There’s 1 million grammes to a tonne (one thousand kilos of one thousand grammes each) and the one centimos coin is 1.36 grammes. Thus 735,300 one centimos coins to one tonne. This has a currency value of around $18 (735,300x 0.0025 cents, or x 0.000025 dollars). This isn’t quite right because there’s a copper coating on the steel blanks and dependent upon the thickness of that you might get a higher price (copper is worth more than steel) or a lower one (copper is something you don’t want in steel scrap) but the steel scrap price is around $100 a tonne at the moment. So, turning the money into scrap metal makes a profit: or, the other way around, turning metal into coins loses money for the Venezuelan government. That’s our reverse seigniorage.
The 50 centimos coin looks safe for the moment, its weight value being above the scrap value, but the bolivar coin looks like a very tempting indeed profit opportunity. I’m simplifying a bit, I’m not differentiating the bimetallic nature of the coin (a cupro nickel heart with a brass circlet, just treating it all as 70/30 cupro nickel) but this is still indicative. The scrap value of such cupro nickel is around $3.50 a lb, or some $7,700 a tonne. The one bolivar coin is 8 grammes, meaning 125,000 to a tonne. And the money value of one bolivar is 0.25 of a US cent. So, the value of one tonne of bolivar coins as money is 125,000 x 0.25 US cents or $312 dollars. The scrap value (roughly, recall) of those same coins is some $7,700.
A country really has come to something when robbing banks isn’t the way to make money. Instead, go and make change at the bank is. Swap paper money for metal money and make a 2,000 percent profit by melting it down.
There’s something called Gresham’s law, bad money drives out good. And my prediction here would be that there’s going to be a terrible shortage of bolivar coins real soon now in Venezuela, if there isn’t already. Because people aren’t dumb, if this hasn’t been worked out already locally then it soon will be. And that good money, the stuff worth more as metal than as money, will disappear into the furnaces and the bad money, the paper and ink, will replace it.

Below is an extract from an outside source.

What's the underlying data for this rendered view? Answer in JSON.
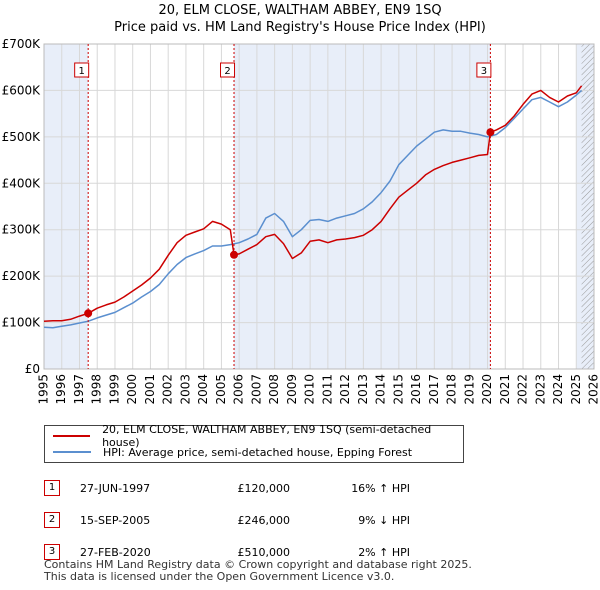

Public policy comes in two flavours here. The first being that obviously the Venezuelan government should stop making at least the bolivar coins, if they haven’t already. Whether they have or not would be a very interesting test of the basic competence of that government. Turning $7,000 worth of metal into $300 worth of coins just doesn’t look like something sensible people would do. So, if they are doing it then we’ve a guide to their good sense: if they’ve already stopped then a guide to the fact that at least someone inside that structure has some good sense.
The second is that when this sort of situation exists we can be very certain that there’s been some appalling public policy in the recent past. Because recall what actually happens here. You can walk into a bank in Venezuela with $300 worth of banknotes and someone will give you $7,000 worth of metal. Assuming they will make change for you, of course. And who would rob banks when this is true, when such profits are available entirely legally?
Another way of putting this is that the Venezuelan government is managing to subtract value from copper and nickel by turning it into money. That doesn’t bode well for their other public policies, does it?